MESSINA. Una lunga escursione sulle colline messinesi alla scoperta di contrada “Vena”. È una delle iniziative promosse dall’amministrazione comunale in occasione della “Settimana europea della mobilità”, in corso fino al 22 settembre. Il tragitto, concepito in collaborazione con l’associazione “Camminare i Peloritani” e l’Uisp, prenderà il via domani mattina, alle 8, dal capolinea Cavallotti, e consentirà di esplorare una delle zone più verdi e incontaminate della città.

Dopo un breve tratto a bordo di un autobus di linea in direzione Santo Stefano Briga (il rientro è previsto per le 15:45), la camminata proseguirà lungo il percorso Acquavena, in contrada Vena, che prende il nome da “sorgiva d’acqua” ed è legata al Santuario della Madonna della Vena, il cui culto si fa risalire ai basiliani.

 La sorgiva è incanalata in una condotta e sopra di essa, all’interno di una piccola edicola, è conservato un bassorilievo del 1760 che rappresenta Maria con il Bambino sulle ginocchia. La località si raggiunge percorrendo una strada che parte da piazza Roma, situata all’entrata del villaggio S. Stefano Briga, seguendo la segnaletica. Dall’edicola mariana si procede lungo la strada carrozzabile e, dopo poche decine di metri, si svolta a destra, continuando la salita. Si segue la sterrata e prima di giungere ad una vasca d’irrigazione rotonda, si intercetta un sentiero  che percorre una vecchia e abbandonata sterrata che con numerosi tornanti sale fino ai puntali Ciaole e Piraineddi, dai quali si può ammirare un ampio panorama sulla valle del torrente Schiavo con Piano Vigne, il monastero di S. Placido, la costa jonica e alcune delle vette dei Peloritani (Dinnammare, Puntale Bandiera, Pizzo Bottino e Monte Scuderi).

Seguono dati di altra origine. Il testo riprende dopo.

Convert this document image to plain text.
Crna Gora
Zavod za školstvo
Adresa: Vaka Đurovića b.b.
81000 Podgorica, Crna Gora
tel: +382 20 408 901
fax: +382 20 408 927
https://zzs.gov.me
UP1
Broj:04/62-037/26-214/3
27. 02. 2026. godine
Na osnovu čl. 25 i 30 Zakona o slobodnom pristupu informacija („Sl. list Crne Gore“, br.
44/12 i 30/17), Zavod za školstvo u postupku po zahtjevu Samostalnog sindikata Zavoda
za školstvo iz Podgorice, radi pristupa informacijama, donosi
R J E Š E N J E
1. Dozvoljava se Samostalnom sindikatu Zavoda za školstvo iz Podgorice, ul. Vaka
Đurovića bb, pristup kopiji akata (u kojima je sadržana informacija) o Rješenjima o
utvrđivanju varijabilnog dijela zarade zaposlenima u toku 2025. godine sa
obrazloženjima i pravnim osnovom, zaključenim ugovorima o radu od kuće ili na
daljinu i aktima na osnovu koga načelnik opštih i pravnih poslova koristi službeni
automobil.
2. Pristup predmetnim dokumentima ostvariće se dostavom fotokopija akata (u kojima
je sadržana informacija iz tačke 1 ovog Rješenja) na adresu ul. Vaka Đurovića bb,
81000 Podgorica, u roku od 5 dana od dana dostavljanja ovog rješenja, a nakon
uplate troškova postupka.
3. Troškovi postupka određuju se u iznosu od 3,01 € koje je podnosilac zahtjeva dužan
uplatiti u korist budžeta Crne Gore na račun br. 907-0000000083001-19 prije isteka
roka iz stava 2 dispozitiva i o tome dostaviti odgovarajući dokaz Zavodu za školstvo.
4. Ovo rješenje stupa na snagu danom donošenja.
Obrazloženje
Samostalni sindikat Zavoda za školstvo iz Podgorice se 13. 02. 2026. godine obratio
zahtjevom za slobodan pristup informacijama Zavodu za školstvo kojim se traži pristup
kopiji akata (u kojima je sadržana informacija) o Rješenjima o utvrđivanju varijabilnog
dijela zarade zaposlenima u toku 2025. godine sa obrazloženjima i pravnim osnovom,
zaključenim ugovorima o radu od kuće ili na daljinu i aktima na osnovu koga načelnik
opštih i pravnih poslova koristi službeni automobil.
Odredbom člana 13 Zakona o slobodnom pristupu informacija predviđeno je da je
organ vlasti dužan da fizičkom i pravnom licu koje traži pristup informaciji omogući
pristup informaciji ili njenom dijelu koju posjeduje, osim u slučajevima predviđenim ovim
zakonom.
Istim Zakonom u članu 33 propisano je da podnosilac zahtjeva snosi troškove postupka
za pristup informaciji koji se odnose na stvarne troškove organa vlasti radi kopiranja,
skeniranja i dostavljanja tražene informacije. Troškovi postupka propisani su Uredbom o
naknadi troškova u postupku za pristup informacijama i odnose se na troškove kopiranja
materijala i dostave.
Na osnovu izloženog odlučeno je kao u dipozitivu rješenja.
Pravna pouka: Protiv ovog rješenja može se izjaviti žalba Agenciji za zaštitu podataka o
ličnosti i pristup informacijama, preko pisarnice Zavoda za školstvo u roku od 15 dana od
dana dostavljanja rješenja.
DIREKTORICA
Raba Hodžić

Si raggiunge quindi un’ampia terrazza naturale (Puntale Babbu), da dove si domina tutta la vallata S. Stefano. Si torna indietro sulla stessa strada e a sinistra, poco dopo il pianoro, ci si immette in un sentiero sinuoso, ripido in alcuni punti, che attraversa una piccola pineta di Pino domestico sopravvissuta miracolosamente agli incendi, testimonianza di un tentativo dell’Azienda Foreste Demaniali, nel recente dopoguerra, di rimboschire alcune aree collinari soggette a dissesto idrogeologico nelle immediate vicinanze delle aree abitate. Lungo il sentiero si possono osservare tracce di antiche opere idrauliche con muretti a secco, una vasca per l’irrigazione, una galleria scavata per la raccolta dell’acqua. Nel tratto finale del sentiero prevale invece la vegetazione a macchia mediterranea, con roverella, leccio, erica e alcune piante di castagno, specie arborea che cresce molto raramente all’altitudine di 200 metri. Raggiunta la strada asfaltata si svolta verso destra e, dopo aver costeggiato il Cimitero, attraverso una scalinata, si raggiunge il punto di partenza.

Sempre domani, giovedì 21, alle 9.30, al Palacultura Antonello, proseguiranno inoltre i seminari in programma con l’incontro “Il Trasporto Pubblico Locale: mobilità pulita, condivisa e intelligente”. Aprirà i lavori il saluto di benvenuto del sindaco, Renato Accorinti, cui seguirà il discorso introduttivo del vicesindaco e assessore alla Mobilità, Gaetano Cacciola. Dalle 10 alle 12.30, gli interventi di Claudio Iozzi, presidente Asstra Sicilia; Alberto Chillè, dell’Atm, su “La tecnologia al servizio dell’utente: My ATM, My Cicero”; Giuseppe Pistone, della Struttura territoriale di Messina-Arpa Sicilia, su “La mappa acustica strategica dell’agglomerato di Messina; Vincenzo Antonuccio, del Cnr Itar Messina, su “Iniziative degli enti di ricerca”. A conclusione gli interventi delle scuole.